# output analysis - use cases
related documents:
* this: https://hackmd.io/@rig/rJcMZpUPt
* terminology suggestion:
https://hackmd.io/@rig/HJosMHf_K
## Typical use cases
**Prioritization:** by functionalities which are
* **A:** _important_ and already _included_ in the existing scripts/tools
* **B:** _important_ but only _partly included_ in the existing scripts/tools
* **C:** nice-to-have but do _not_ need to be _prioritized_.
They have been _partly implemented_ already.
**Use cases:**
---
### @Johannes
#### Modes
- [x] What is the modal **split** ?
(for this scenario, w/ or w/o filters)
absolute and relative?
- by trip: trips_df
-> trip counts by mode (main or ldm)
- by leg: legs_df
-> leg counts by mode
+ _possible check_ for discrepancies
due to main mode classifications
- [x] What is the modal split including intermodal trips?
- trips_df -> mode_chain
by transformer, generate additional column with required mode specification
e.g.: "bike+pt", ...
- [x] What is the modal split for people living in a specific area?

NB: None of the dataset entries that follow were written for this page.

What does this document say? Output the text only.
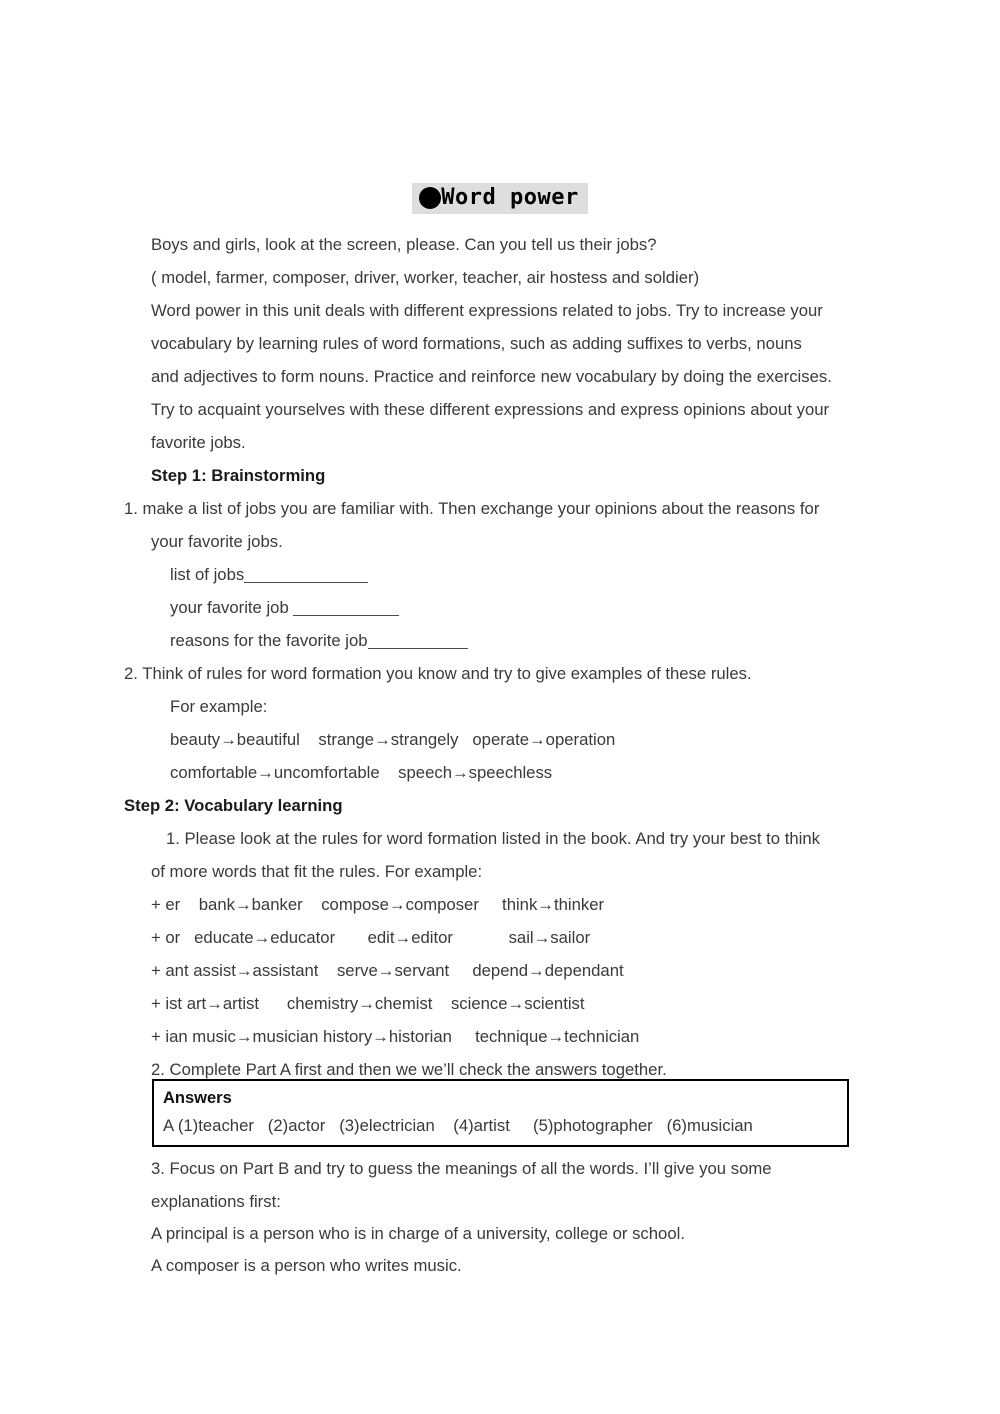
Word power
Boys and girls, look at the screen, please. Can you tell us their jobs?
( model, farmer, composer, driver, worker, teacher, air hostess and soldier)
Word power in this unit deals with different expressions related to jobs. Try to increase your
vocabulary by learning rules of word formations, such as adding suffixes to verbs, nouns
and adjectives to form nouns. Practice and reinforce new vocabulary by doing the exercises.
Try to acquaint yourselves with these different expressions and express opinions about your
favorite jobs.
Step 1: Brainstorming
1. make a list of jobs you are familiar with. Then exchange your opinions about the reasons for
your favorite jobs.
list of jobs
your favorite job
reasons for the favorite job
2. Think of rules for word formation you know and try to give examples of these rules.
For example:
beauty→beautiful    strange→strangely   operate→operation
comfortable→uncomfortable    speech→speechless
Step 2: Vocabulary learning
1. Please look at the rules for word formation listed in the book. And try your best to think
of more words that fit the rules. For example:
+ er    bank→banker    compose→composer     think→thinker
+ or   educate→educator       edit→editor            sail→sailor
+ ant assist→assistant    serve→servant     depend→dependant
+ ist art→artist      chemistry→chemist    science→scientist
+ ian music→musician history→historian     technique→technician
2. Complete Part A first and then we we’ll check the answers together.

3. Focus on Part B and try to guess the meanings of all the words. I’ll give you some
explanations first:
A principal is a person who is in charge of a university, college or school.
A composer is a person who writes music.
Answers
A (1)teacher   (2)actor   (3)electrician    (4)artist     (5)photographer   (6)musician
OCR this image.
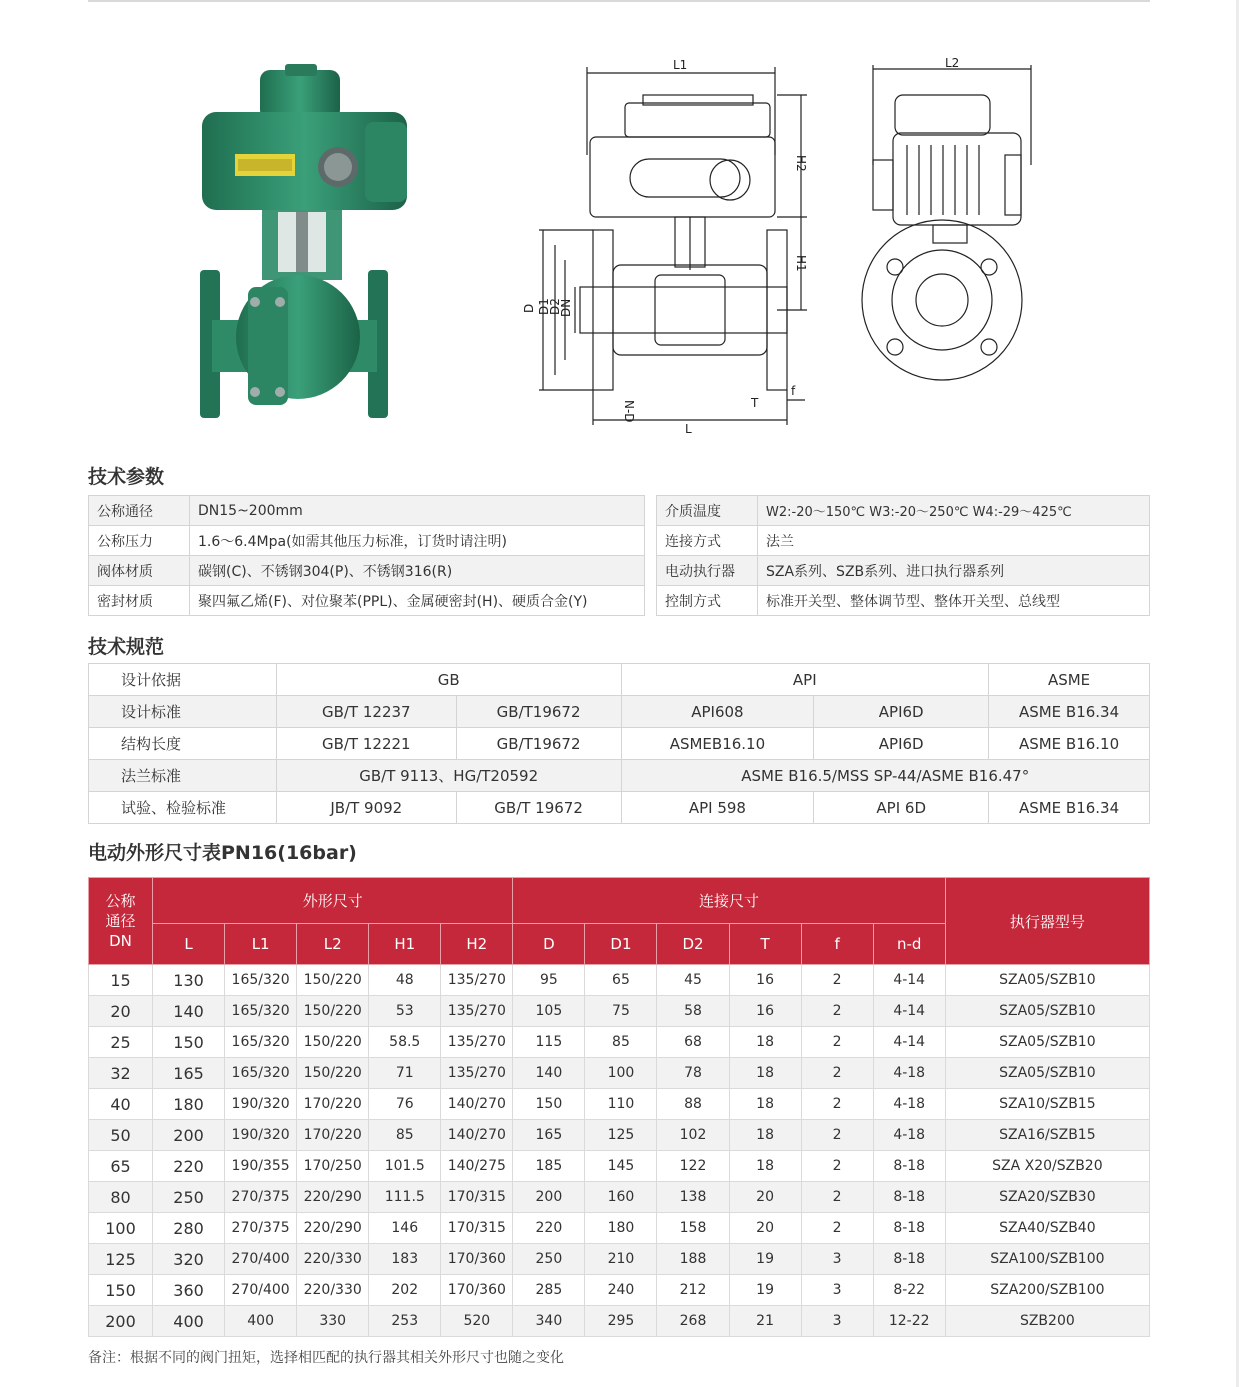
L1
H2
H1
D D1
D2
DN
N-D	T
f
L
L2
技术参数
公称通径	DN15~200mm
公称压力	1.6～6.4Mpa(如需其他压力标准，订货时请注明)
阀体材质	碳钢(C)、不锈钢304(P)、不锈钢316(R)
密封材质	聚四氟乙烯(F)、对位聚苯(PPL)、金属硬密封(H)、硬质合金(Y)
介质温度	W2:-20～150℃ W3:-20～250℃ W4:-29～425℃
连接方式	法兰
电动执行器	SZA系列、SZB系列、进口执行器系列
控制方式	标准开关型、整体调节型、整体开关型、总线型
技术规范
设计依据	GB		API		ASME
设计标准	GB/T 12237	GB/T19672	API608	API6D	ASME B16.34
结构长度	GB/T 12221	GB/T19672	ASMEB16.10	API6D	ASME B16.10
法兰标准	GB/T 9113、HG/T20592		ASME B16.5/MSS SP-44/ASME B16.47°		
试验、检验标准	JB/T 9092	GB/T 19672	API 598	API 6D	ASME B16.34
电动外形尺寸表PN16(16bar)
公称
通径
DN	外形尺寸					连接尺寸						执行器型号
	L	L1	L2	H1	H2	D	D1	D2	T	f	n-d	
15	130	165/320	150/220	48	135/270	95	65	45	16	2	4-14	SZA05/SZB10
20	140	165/320	150/220	53	135/270	105	75	58	16	2	4-14	SZA05/SZB10
25	150	165/320	150/220	58.5	135/270	115	85	68	18	2	4-14	SZA05/SZB10
32	165	165/320	150/220	71	135/270	140	100	78	18	2	4-18	SZA05/SZB10
40	180	190/320	170/220	76	140/270	150	110	88	18	2	4-18	SZA10/SZB15
50	200	190/320	170/220	85	140/270	165	125	102	18	2	4-18	SZA16/SZB15
65	220	190/355	170/250	101.5	140/275	185	145	122	18	2	8-18	SZA X20/SZB20
80	250	270/375	220/290	111.5	170/315	200	160	138	20	2	8-18	SZA20/SZB30
100	280	270/375	220/290	146	170/315	220	180	158	20	2	8-18	SZA40/SZB40
125	320	270/400	220/330	183	170/360	250	210	188	19	3	8-18	SZA100/SZB100
150	360	270/400	220/330	202	170/360	285	240	212	19	3	8-22	SZA200/SZB100
200	400	400	330	253	520	340	295	268	21	3	12-22	SZB200
备注：根据不同的阀门扭矩，选择相匹配的执行器其相关外形尺寸也随之变化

(or traveling from one area to another)?
- trips df + person_selection + location_selection + other selections
> [name=Gerald Richter]**implementation:** by person attribute filter `home_location` (even from additional table),
> or source/destination traffic by trips
- [x] What is the modal shift from one scenario to another?
What was the trip mode in the alternative scenario?
- Comparing trip ids of two trip dfs
- output: e-sankey
> [name=Gerald Richter]matching criterion understood ?
>
> Jo: matching by trip_IDs between scenarios
#### Counts
- [A] How many trips take place in a particular time interval in a defined area?
- trips df + time selection + location selection + ...
> [name=Gerald Richter]again source/destination traffic by trips, within time frame
#### Distances
- [B] What are the vehicle kilometers driven by people traveling (through) or living in an area
or people with a particular attribute (e.g. owners of a driving license)?
- legs df + location selection + ...
> [name=Gerald Richter]+ again: source/destination traffic
> selection by crossing through an area would be link (or geometric) analysis of `events` or `executed_plans`
#### Emissions
- [x] Emissions: What are the emissions in one scenario?
- either: with emissions module emissions.xml
format just as events, only 7-fold (emission types) size
- or: vkm * factors from Umweltbundesamt
#### Sampling features
- [C] Grossing-up factors (Hochrechnungsfaktoren) of the population
Agents represent differently large parts of the population
__NOTE:__
- *filter* implementation by provising simple `person_id-root` table from initial survey data set
e.g.: hh_pers_day -> Nsamples, \<other attributes\>, ...
then having a filter doing string match
- *count* implementation by string transform of person_ids from population
- [C] Population distribution for validation with the actual population data
- e.g trips df or person df if first home location is stated
- further analysis: Visualisation in a map (important if ??)
__NOTE:__
- again by some `person_id-root` table
- control of the features of the population as it was done for the Singapore MATSim model:
https://www.research-collection.ethz.ch/bitstream/handle/20.500.11850/306926/1/ab790.pdf Table 1
> [name=Gerald Richter]but not fully clear what to extract. @Jo: examples?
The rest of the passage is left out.